И следом – дикая боль в голове…


И дальше – абсолютная тишина.


Когда я пришел в себя, то уже лежал в кровати.

Вера, взъерошенная и испуганная, трясущимися руками пыталась бутылочку со снотворным наркотиком приладить в держатель на стойке, но бутылочка эта не хотела входить в предназначенное ей место, и как раз потому, что Вера пыталась ее туда всунуть горлышком кверху, в то время как их туда обычно пристраивают горлышком вниз.

Ведь капельница «работает» именно так.

А Вера была взлохмачена от того, что уложила в постель меня, здоровенного, но беспомощного мужика – снова тавтология – без моей мужской помощи.

Здоровенного мужика?

А кто же тогда был тот парень?

…с ней в обнимку…

… там, в зеркале…


«Трамвайный» сон

Мне часто снятся сны не то чтобы странные, но… одного, скажем так, одного, некоего «странного» порядка.
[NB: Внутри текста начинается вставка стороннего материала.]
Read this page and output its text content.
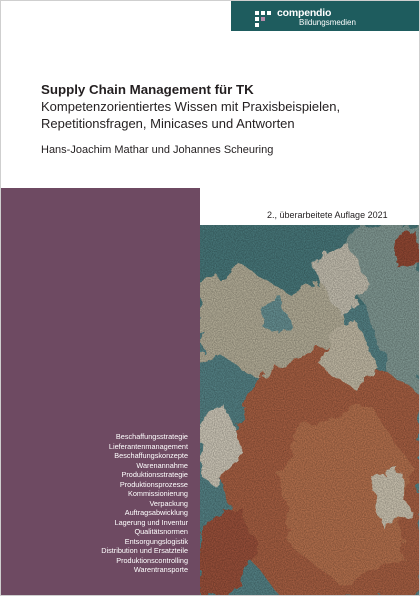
compendio
Bildungsmedien
Supply Chain Management für TK
Kompetenzorientiertes Wissen mit Praxisbeispielen,
Repetitionsfragen, Minicases und Antworten
Hans-Joachim Mathar und Johannes Scheuring
2., überarbeitete Auflage 2021
Beschaffungsstrategie
Lieferantenmanagement
Beschaffungskonzepte
Warenannahme
Produktionsstrategie
Produktionsprozesse
Kommissionierung
Verpackung
Auftragsabwicklung
Lagerung und Inventur
Qualitätsnormen
Entsorgungslogistik
Distribution und Ersatzteile
Produktionscontrolling
Warentransporte
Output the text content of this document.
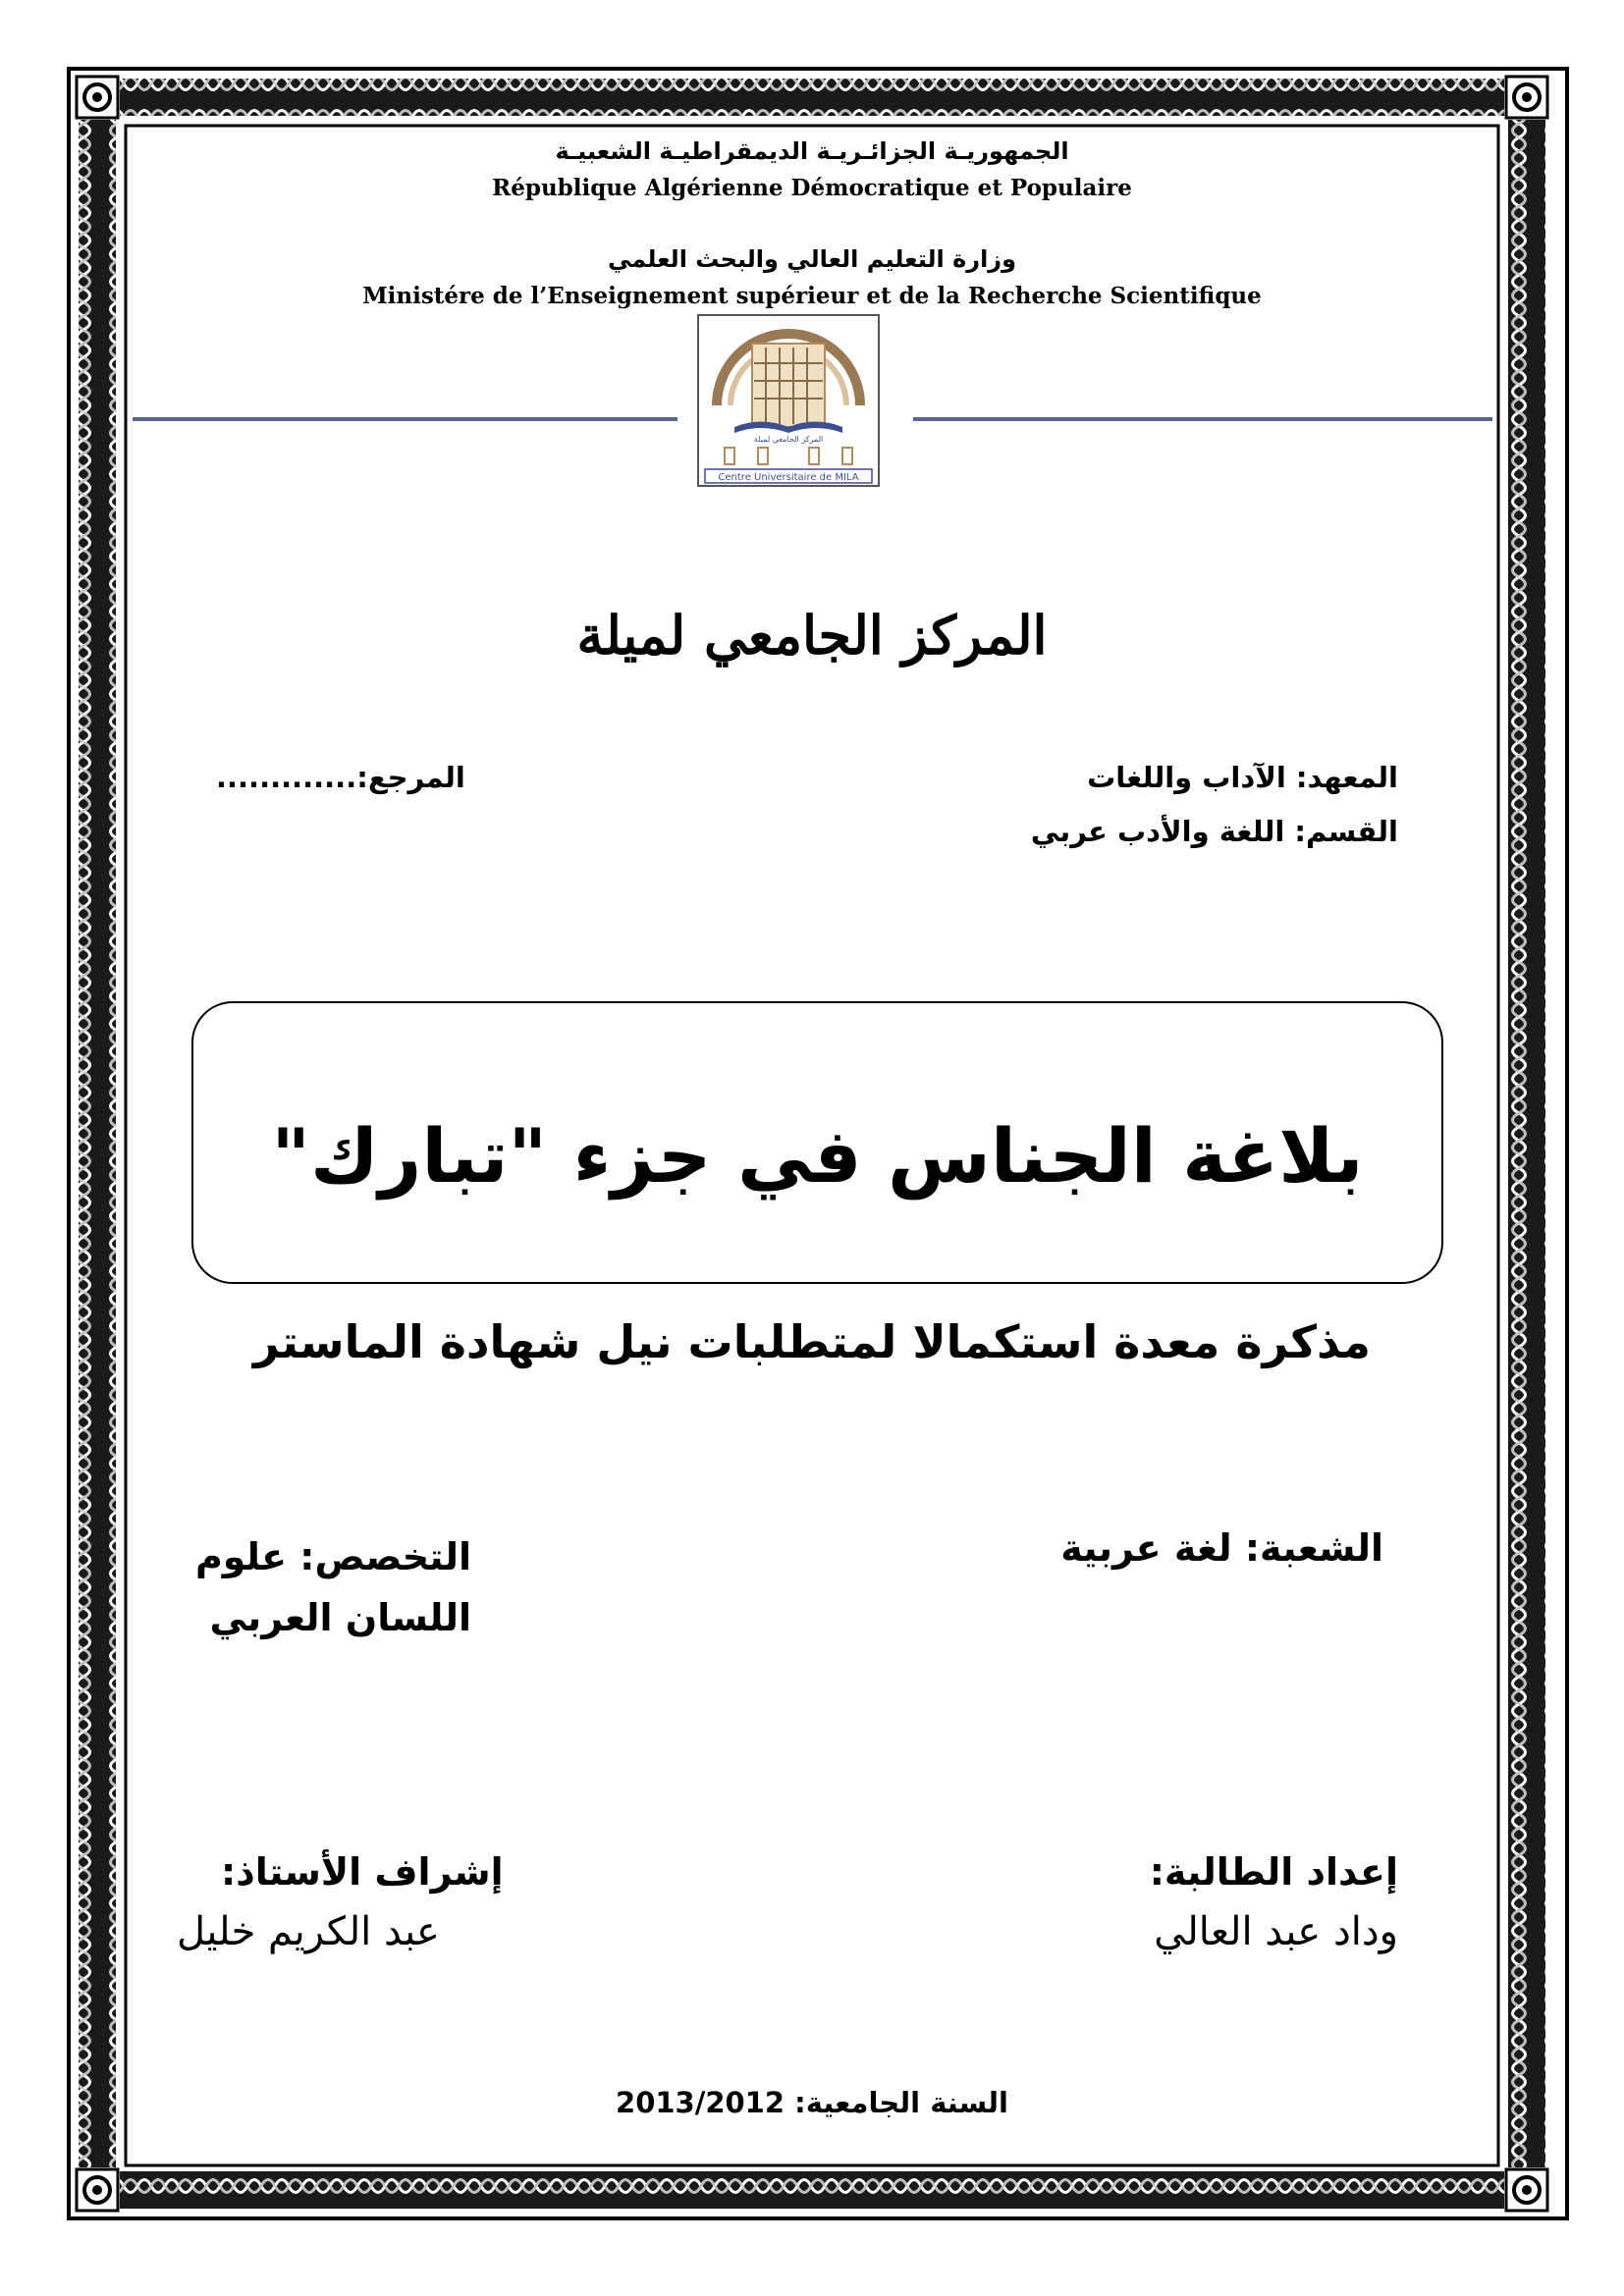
الجمهوريـة الجزائـريـة الديمقراطيـة الشعبيـة

République Algérienne Démocratique et Populaire

وزارة التعليم العالي والبحث العلمي

Ministére de l’Enseignement supérieur et de la Recherche Scientifique

المركز الجامعي لميلة
Centre Universitaire de MILA

المركز الجامعي لميلة

المعهد: الآداب واللغات

القسم: اللغة والأدب عربي

المرجع:.............

بلاغة الجناس في جزء "تبارك"

مذكرة معدة استكمالا لمتطلبات نيل شهادة الماستر

الشعبة: لغة عربية

التخصص: علوم اللسان العربي

إعداد الطالبة:

وداد عبد العالي

إشراف الأستاذ:

عبد الكريم خليل

السنة الجامعية: 2013/2012
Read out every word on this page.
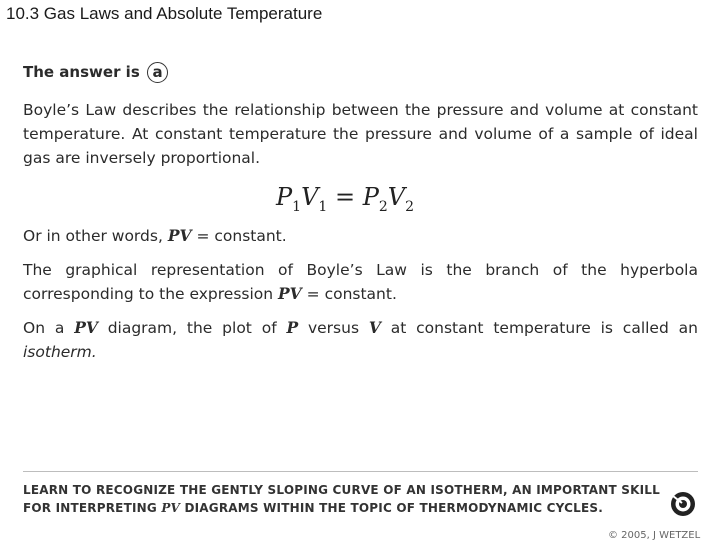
10.3 Gas Laws and Absolute Temperature
The answer is a
Boyle’s Law describes the relationship between the pressure and volume at constant temperature. At constant temperature the pressure and volume of a sample of ideal gas are inversely proportional.
Or in other words, PV = constant.
The graphical representation of Boyle’s Law is the branch of the hyperbola corresponding to the expression PV = constant.
On a PV diagram, the plot of P versus V at constant temperature is called an isotherm.
$P_1V_1 = P_2V_2$
LEARN TO RECOGNIZE THE GENTLY SLOPING CURVE OF AN ISOTHERM, AN IMPORTANT SKILL FOR INTERPRETING PV DIAGRAMS WITHIN THE TOPIC OF THERMODYNAMIC CYCLES.
© 2005, J WETZEL
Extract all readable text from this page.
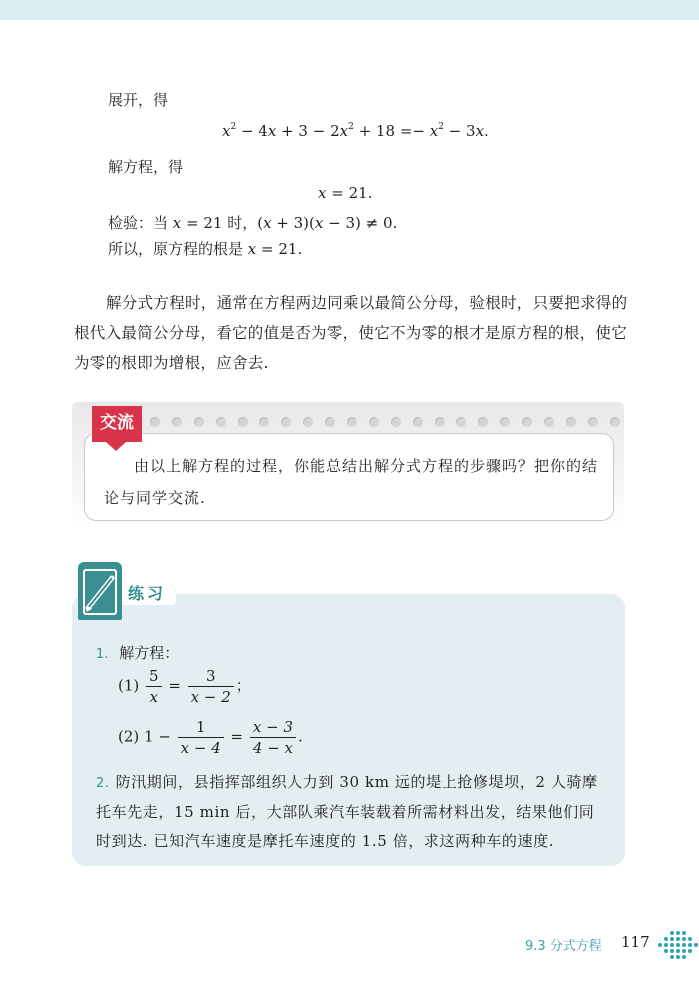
展开，得
$x^2 - 4x + 3 - 2x^2 + 18 =- x^2 - 3x$.
解方程，得
x = 21.
检验：当 x = 21 时，(x + 3)(x − 3) ≠ 0.
所以，原方程的根是 x = 21.
解分式方程时，通常在方程两边同乘以最简公分母，验根时，只要把求得的根代入最简公分母，看它的值是否为零，使它不为零的根才是原方程的根，使它为零的根即为增根，应舍去.
交流
由以上解方程的过程，你能总结出解分式方程的步骤吗？把你的结论与同学交流.
练习
1. 解方程：
$(1) \frac{5}{x} = \frac{3}{x - 2}$ ；
(2) $1 - \frac{1}{x - 4} = \frac{x - 3}{4 - x}$ .
2. 防汛期间，县指挥部组织人力到 30 km 远的堤上抢修堤坝，2 人骑摩托车先走，15 min 后，大部队乘汽车装载着所需材料出发，结果他们同时到达. 已知汽车速度是摩托车速度的 1.5 倍，求这两种车的速度.
9.3 分式方程 117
Вот я вхожу в комнату, закрываю за собой дверь, но потом разворачиваюсь, чтобы вернуться обратно в эту же дверь, но возвращаюсь… совершенно в иное помещение, в другую комнату, а не в ту, из которой вышел секунду назад.


А недавно я ехал в трамвае.

Трамвай был очень странный. Вместо колёс у него были лыжи, и для того чтобы удержать вагон на рельсах, всем пассажирам приходилось прилагать неимоверные усилия, чтобы сохранять равновесие. Только благодаря как раз усилиям пассажиров трамвай и мог удержаться на рельсах.

При этом народу в вагоне было немного. Водителя (или водительницу) трамвая не видно, кабина как обычно зашторена всевозможными рекламами и объявлениями, у передней двери на выход стояла молодая цыганка. Сидящие пассажиры – просто себе сидели на своих местах, и занятых мест было меньше половины вагона. А вот стоящие – они-то как раз и балансировали, пытаясь сохранять равновесие и, тем самым, удерживая платформу (да и весь трамвай) на рельсах… потому что, повторяю, вместо железных колес там внизу были… лыжи. А ведь удержать тяжелый трамвай на лыжах на рельсах – ох как трудно!

В какой-то момент я вспомнил, что я ж, блин, сел не на тот маршрут.

Я вышел на первой же остановке, при этом пассажирка у двери, мимо которой я прошел, посмотрела на меня так, словно я предал Родину, и трамвай, с усилиями оставшихся пассажиров, поехал дальше.

Я перешел трамвайные пути на другую сторону, сел в вагон обратного направления (в этом вагоне с колесами, слава богу, всё было в порядке), но он поехал вовсе не туда, откуда я приехал.

Совсем не туда.

Что может означать подобный сон?

Ответа я не смог найти ни в одном соннике и ни на одном сайте, где толковались сновидения.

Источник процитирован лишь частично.